Since the interventions are fleeting, lasting until the first rain or until someone removes or interferes with them, there was an early awareness that the circulation of ideas would be their most admirable substance: it is the instant that materializes in memory as remembrance. Forming this network of sharing and lasting invention is an integral part of the group’s actions, which make urban poetry and the stenciling technique resonate in workshops offered to different communities.

Coletivo Transverso bets on poetry and image as devices for communication with the other who is, at the same time, absent, but part of their creative alterity.
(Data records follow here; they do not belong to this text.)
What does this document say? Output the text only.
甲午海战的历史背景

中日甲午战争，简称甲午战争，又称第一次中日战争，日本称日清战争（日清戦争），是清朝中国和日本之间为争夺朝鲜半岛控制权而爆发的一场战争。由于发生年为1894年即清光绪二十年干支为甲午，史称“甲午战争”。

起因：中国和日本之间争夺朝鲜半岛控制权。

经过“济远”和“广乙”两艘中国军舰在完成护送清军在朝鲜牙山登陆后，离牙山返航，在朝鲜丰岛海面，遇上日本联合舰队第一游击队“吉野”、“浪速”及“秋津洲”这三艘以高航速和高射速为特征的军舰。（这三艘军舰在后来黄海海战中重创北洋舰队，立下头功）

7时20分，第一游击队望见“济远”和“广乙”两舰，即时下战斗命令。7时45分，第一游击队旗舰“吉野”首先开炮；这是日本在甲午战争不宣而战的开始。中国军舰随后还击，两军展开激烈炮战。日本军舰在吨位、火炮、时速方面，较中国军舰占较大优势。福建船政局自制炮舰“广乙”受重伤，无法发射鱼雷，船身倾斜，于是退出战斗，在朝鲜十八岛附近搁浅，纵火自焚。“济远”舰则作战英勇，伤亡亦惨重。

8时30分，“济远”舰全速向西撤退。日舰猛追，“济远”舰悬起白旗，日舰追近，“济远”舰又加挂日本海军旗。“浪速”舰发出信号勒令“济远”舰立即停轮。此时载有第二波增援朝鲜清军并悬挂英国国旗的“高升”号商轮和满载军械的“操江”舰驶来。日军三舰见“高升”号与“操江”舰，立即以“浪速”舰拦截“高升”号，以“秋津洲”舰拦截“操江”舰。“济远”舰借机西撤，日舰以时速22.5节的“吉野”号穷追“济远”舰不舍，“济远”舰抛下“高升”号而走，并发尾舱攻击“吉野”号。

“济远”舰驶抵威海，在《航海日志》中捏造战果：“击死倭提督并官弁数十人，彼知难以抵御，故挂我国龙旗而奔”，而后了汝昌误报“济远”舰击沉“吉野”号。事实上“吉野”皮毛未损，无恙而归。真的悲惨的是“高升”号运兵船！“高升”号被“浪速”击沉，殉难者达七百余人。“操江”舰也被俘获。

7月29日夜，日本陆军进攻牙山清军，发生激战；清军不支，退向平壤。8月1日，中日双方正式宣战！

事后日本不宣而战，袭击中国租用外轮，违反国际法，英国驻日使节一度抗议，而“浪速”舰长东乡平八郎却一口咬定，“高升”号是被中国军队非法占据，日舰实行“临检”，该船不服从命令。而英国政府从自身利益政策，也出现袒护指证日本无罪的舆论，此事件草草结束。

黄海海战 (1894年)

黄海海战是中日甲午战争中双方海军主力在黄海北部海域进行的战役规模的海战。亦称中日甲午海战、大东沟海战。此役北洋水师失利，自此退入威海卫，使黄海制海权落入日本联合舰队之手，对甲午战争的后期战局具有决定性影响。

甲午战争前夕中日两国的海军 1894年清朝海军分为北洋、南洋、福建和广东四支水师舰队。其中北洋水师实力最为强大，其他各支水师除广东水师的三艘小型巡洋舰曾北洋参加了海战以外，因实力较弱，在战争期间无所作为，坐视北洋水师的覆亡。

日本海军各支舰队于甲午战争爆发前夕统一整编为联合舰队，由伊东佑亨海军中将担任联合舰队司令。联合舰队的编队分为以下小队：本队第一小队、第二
The routes are drawn for this other, the reader/observer, placed in a situation of participant in this poetic action and urban intervention, capable of contributing to social and aesthetic sharing. The action unfolds as an invitation for closeness, to fall in love with oneself and the causes shared in the collective, and who knows, from the insight of the encounter, subvert oneself.

[1] Opening text of the group. January 2011.

[2] Slavoj Žižek: Love as a political category 16/05/2013.

[3] 1st Transarte Encounter. Art as a reflection of bodily issues. University of Brasília. Nov, 2011.

[4] Group of interventions sponsored by the Culture Support Foundation – FAC.